Une lettre individualisée, à des personnes différentes, ayant vécu le même évènement, permet également de restituer une réalité complexe. La Commune a été un moment exceptionnel dans l’invention et l’exercice d’une démocratie nouvelle. La représentation par les urnes, n’est plus la seule forme d’expression de la volonté populaire. La Commune ne s’est pas donné un chef. Elle a été dirigée par des hommes et des femmes, alors qu’à cette époque leur droit de vote n’est même pas envisagé. Léo Frankel [3], un internationaliste d’origine hongroise, Élisabeth Dmitriev [4] et Jaroslaw Dombrowski [5], tous deux originaires de Russie ont eu des responsabilités importantes.
Le choix de la lettre permet de présenter l’évènement sous la forme de petites touches aux couleurs différentes et nuancées, restituant différents aspects de la vie sous la Commune. Dans ce tableau, trois couleurs dominent : le vert de l’espoir, le rouge du sang et le noir de la mort. On y trouve aussi un peu de jaune, la couleur de l’amitié, de la joie et de la fête. Le bleu du ciel y a peu de place. L’historienne ne nous enseigne pas La Commune, elle nous la donne à voir à travers des êtres vivants qui ont vécu l’évènement [6] .
Ces lettres par-delà le temps, cette correspondance par-delà la mort, offrent un regard subjectivé entre l’auteure, éprise comme ces correspondant.es, d’un idéal de justice, et des personnes qui, dans un autre temps et un autre contexte, ont cherché à faire vivre ce même idéal.
Le rapport entre les vivants d’aujourd’hui et les vivants d’hier est le fil rouge de l’ouvrage.
L’historienne présente des documents d’archives et rend compte de faits historiques. Elle interroge également pour le temps présent les évènements passés. Un peu comme une personne voulant assumer sa vie va rechercher ce que lui ont légué ses ancêtres. En lisant Ludivine Bantigny, nous allons retrouver ce que nous ont transmis ces hommes et ces femmes qui ont fait notre histoire collective. Ce faisant, l’auteure nous aide à construire le présent.
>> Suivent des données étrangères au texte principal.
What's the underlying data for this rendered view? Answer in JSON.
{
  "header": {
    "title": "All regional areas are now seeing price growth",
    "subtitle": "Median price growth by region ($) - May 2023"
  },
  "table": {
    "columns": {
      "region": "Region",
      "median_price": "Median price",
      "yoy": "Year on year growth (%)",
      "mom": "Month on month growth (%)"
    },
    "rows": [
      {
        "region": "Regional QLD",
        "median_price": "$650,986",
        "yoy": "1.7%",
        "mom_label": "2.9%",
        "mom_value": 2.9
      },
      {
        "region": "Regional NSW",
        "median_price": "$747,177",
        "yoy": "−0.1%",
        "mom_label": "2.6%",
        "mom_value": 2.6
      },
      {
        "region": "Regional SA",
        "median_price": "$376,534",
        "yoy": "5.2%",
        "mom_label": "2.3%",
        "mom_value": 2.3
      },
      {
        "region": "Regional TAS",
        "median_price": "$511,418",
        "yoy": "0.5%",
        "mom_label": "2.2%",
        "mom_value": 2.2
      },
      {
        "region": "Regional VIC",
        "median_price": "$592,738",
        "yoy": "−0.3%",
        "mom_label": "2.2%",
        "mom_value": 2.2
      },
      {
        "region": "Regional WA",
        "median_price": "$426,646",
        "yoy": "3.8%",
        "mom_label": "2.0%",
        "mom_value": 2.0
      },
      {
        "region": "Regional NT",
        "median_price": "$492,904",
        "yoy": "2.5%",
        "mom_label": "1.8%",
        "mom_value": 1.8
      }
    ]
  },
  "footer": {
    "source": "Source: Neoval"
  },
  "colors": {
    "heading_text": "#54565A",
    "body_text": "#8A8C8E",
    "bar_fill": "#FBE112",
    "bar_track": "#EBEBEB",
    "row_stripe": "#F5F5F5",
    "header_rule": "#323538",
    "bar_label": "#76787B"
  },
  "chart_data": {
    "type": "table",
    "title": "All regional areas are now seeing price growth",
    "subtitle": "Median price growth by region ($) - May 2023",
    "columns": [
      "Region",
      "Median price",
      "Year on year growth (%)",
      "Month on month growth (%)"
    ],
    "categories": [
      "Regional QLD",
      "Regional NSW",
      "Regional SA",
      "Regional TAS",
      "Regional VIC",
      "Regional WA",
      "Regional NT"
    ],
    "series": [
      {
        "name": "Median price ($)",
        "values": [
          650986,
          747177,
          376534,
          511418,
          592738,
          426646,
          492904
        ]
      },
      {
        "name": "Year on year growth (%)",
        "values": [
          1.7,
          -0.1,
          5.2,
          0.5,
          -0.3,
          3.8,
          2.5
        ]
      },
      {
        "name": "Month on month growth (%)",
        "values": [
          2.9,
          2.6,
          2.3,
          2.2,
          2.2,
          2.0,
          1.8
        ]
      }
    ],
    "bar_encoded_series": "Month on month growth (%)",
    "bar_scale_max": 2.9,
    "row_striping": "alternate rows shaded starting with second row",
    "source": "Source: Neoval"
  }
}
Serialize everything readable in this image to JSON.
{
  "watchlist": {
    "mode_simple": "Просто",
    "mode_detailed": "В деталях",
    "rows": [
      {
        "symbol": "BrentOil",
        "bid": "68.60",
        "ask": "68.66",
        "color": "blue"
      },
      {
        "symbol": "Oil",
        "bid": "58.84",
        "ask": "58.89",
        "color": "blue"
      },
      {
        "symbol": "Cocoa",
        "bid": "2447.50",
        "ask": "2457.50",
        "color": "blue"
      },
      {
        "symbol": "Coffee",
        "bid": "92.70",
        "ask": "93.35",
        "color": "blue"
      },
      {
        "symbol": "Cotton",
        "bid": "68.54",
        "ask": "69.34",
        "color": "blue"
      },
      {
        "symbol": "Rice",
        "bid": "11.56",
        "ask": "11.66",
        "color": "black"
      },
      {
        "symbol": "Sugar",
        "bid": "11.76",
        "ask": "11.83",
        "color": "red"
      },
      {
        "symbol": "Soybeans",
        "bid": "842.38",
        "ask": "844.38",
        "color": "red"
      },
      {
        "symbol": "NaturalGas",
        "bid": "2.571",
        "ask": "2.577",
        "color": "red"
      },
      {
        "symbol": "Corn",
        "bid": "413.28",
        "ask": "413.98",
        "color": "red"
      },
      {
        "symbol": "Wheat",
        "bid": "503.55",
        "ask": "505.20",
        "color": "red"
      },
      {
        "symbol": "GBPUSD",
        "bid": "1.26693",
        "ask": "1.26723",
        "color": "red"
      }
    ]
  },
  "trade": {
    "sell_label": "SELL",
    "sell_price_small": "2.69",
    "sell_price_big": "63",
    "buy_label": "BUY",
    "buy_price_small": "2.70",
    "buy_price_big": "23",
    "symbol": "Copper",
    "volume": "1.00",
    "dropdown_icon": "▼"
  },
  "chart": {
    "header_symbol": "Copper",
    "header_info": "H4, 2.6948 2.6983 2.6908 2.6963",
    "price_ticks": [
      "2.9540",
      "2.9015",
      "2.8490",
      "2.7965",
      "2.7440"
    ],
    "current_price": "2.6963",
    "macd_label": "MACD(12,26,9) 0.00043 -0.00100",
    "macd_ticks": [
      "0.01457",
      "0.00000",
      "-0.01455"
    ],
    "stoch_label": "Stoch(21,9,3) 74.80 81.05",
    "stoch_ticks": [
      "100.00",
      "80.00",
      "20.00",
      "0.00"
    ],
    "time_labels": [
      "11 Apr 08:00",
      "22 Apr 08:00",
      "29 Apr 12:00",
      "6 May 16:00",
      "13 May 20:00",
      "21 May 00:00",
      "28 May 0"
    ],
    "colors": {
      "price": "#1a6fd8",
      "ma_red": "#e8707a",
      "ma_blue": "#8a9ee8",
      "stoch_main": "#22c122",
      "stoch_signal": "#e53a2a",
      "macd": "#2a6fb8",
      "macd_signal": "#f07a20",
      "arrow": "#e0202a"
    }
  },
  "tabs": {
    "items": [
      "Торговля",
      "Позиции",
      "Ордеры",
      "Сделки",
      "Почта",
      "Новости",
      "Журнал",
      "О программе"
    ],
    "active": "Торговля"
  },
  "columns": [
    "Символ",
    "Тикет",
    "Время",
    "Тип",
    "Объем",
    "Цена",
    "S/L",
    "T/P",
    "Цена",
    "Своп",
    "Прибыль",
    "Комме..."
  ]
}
La Commune de Paris est un évènement paradoxal.
L’évènement est très bref, 72 jours dans l’histoire du pays. Il n’a pas eu le temps de porter les fruits dont les bourgeons étaient prometteurs. [7] Il s’est terminé par un massacre de 30 000 morts en une seule semaine : des hommes, des femmes, des enfants, des vieillards. Or cette désastreuse défaite du peuple s’organisant pour faire advenir la République sociale, est devenu, pour ce peuple, une bannière : celle de l’espoir possible d’une vie meilleure pour tous [8]
Depuis 150 ans, presque toutes les tentatives de luttes émancipatrices du monde ont brandi cette oriflamme. On la retrouve, en France en 1968 [9] , mais également sur le dos des Gilets jaunes [10] : La formule Police partout, justice nulle part est de lui, prononcée devant les députés en parlant de gouvernement conduit par Louis-Napoléon Bonaparte ( p 330 )]], ou à Notre Dame des Landes [11] . Tous les courants révolutionnaires s’en sont revendiqué. Aujourd’hui à Athènes, une fresque restitue l’évènement dans le quartier d’Exarcheia [12]. La littérature, le cinéma, la Bande Dessinée, la chanson, la peinture, le spectacle vivant... relaient ce besoin de mémoire.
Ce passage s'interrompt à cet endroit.